Artículo de opinión: La explosión de Metagaz en el Ártico muestra que los transportistas de GNL tienen riesgos
Un reciente evento explosivo que involucró a un buque de gas natural licuado (GNL) cargado con gas ártico ruso debería servir como una llamada de atención.
El Metagaz ártico, un buque de GNL de 23 años supuestamente vinculado al llamado grupo ruso «flota oscura,» explotó y se incendió en el mar Mediterráneo a principios de marzo mientras se dirigía a Port Said. El Ministerio de Asuntos Exteriores de Rusia afirma que la explosión fue causada por un ataque con drones ucranianos, pero Kiev no se ha atribuido la responsabilidad. Afortunadamente, la tripulación escapó y fue rescatada sin víctimas. El sábado el barco seguía a flote y a la deriva cerca de la costa de Malta.

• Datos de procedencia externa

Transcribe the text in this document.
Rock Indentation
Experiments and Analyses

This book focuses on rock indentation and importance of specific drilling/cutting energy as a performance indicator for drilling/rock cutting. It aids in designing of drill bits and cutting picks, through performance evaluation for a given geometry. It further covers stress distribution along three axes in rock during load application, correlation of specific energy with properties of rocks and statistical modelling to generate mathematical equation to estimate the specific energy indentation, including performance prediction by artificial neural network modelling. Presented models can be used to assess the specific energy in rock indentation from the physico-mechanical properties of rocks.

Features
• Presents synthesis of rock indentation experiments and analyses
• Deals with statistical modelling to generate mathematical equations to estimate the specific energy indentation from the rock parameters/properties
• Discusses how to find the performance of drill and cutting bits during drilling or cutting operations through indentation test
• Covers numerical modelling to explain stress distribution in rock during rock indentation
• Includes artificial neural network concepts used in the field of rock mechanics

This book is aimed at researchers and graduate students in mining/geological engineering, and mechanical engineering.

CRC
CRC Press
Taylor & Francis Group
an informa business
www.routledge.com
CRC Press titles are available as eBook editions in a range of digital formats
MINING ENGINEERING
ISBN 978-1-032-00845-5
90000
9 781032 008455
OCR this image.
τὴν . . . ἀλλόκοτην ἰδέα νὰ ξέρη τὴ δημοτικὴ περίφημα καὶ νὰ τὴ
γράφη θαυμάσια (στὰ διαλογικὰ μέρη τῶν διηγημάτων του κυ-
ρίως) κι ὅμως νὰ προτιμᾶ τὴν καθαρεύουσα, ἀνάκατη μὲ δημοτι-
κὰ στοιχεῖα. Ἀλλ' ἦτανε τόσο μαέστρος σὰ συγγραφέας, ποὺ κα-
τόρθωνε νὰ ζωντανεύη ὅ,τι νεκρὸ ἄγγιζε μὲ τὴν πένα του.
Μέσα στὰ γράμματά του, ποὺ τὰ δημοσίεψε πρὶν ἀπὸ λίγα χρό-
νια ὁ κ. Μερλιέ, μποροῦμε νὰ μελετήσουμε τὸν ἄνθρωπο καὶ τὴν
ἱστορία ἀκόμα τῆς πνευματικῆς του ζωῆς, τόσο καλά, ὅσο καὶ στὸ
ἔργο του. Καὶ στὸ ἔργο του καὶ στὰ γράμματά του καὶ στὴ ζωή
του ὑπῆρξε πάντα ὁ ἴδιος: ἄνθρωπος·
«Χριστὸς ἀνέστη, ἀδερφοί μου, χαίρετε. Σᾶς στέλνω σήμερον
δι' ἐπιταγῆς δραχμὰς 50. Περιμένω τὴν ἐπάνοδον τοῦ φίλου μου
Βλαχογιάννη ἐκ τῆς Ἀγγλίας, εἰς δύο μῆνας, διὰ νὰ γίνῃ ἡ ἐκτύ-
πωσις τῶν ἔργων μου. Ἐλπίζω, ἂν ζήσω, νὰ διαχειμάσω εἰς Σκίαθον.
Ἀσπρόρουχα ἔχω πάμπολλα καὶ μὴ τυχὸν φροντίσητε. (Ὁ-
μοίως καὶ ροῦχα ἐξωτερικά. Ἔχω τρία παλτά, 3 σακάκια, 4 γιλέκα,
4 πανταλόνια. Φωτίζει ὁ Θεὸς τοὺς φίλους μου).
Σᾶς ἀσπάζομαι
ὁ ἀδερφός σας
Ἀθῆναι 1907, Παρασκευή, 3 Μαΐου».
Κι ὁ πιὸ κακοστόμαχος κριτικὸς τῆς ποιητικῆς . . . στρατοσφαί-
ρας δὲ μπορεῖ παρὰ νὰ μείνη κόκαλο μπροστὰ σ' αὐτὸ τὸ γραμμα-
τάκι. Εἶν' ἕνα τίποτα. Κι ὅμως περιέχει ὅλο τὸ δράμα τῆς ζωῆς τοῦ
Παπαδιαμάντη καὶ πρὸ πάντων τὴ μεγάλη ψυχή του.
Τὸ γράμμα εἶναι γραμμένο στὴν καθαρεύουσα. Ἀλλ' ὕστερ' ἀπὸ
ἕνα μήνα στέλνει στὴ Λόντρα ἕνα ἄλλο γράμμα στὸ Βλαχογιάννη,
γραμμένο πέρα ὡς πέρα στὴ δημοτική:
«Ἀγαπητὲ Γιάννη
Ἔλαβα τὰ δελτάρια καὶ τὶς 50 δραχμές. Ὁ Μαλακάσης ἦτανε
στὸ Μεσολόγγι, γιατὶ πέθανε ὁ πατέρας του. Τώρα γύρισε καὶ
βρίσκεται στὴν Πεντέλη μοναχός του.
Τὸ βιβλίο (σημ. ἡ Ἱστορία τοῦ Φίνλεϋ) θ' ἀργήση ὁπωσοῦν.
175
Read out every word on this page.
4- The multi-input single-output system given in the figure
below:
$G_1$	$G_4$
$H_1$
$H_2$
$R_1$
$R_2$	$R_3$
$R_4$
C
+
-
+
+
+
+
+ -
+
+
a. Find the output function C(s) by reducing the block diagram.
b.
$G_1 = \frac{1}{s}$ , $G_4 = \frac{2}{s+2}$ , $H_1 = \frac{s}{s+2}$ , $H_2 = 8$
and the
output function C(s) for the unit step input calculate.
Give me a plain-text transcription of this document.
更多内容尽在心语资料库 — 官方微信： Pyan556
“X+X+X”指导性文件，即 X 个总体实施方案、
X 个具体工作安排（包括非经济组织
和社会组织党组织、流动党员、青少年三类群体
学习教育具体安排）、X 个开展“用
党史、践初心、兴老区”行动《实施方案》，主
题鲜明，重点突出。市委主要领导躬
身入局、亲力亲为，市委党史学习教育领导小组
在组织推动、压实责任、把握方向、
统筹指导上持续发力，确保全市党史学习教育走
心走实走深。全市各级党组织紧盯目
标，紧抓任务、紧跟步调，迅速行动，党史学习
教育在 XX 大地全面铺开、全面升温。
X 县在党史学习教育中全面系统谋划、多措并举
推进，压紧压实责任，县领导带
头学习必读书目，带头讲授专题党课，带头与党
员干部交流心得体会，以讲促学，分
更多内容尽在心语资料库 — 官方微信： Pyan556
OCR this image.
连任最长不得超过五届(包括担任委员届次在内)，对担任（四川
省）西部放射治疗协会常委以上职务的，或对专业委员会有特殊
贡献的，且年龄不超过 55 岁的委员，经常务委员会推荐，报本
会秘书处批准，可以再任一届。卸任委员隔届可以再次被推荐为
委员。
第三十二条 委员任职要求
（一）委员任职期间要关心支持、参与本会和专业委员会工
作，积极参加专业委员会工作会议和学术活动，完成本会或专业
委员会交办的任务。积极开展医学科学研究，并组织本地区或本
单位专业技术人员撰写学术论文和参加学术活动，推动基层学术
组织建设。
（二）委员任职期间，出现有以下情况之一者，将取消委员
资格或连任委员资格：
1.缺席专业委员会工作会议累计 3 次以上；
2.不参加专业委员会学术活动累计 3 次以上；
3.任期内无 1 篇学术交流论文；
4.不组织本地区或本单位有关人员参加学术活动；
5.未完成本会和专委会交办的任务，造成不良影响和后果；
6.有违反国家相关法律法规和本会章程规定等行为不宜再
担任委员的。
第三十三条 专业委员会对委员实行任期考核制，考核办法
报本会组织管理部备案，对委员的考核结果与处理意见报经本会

Los líderes de Chipre, Francia, Grecia, Italia, Malta y España, y otros estados miembros de la UE, han escrito a la Comisión Europea, afirmando que «El estado precario del buque, combinado con la naturaleza de su carga especializada, genera un riesgo inminente y grave de una catástrofe ecológica importante en el corazón del espacio marítimo de la Unión.» El 17 de marzo, el gobierno italiano advirtió que el Metagaz ártico “Podría explotar en el Mediterráneo en cualquier momento”.
Lo que estás viendo no es un amanecer: es el buque cisterna ruso de GNL ARCTIC METAGAZ (IMO 9243148) golpeado por una explosión masiva en el Mediterráneo esta mañana. Fotografiado por la tripulación a bordo de un buque mercante, vía Vanguard Tech. pic.twitter.com/QrX5BWWTr0
—Christiaan Triebert (@trbrtc) 3 de marzo de 2026
El incidente ha llamado la atención sobre la cadena de suministro del gas fósil ruso del Ártico a los mercados mundiales. Según lo documentado por una organización sin fines de lucro. Bellonase prevé que la producción alcance los 91 millones de toneladas en 2035, frente a su nivel actual de 33 millones de toneladas. Rusia está estableciendo nuevos mercados mientras la UE planea una restricción total de las importaciones de gas ruso a partir del 1 de enero de 2027.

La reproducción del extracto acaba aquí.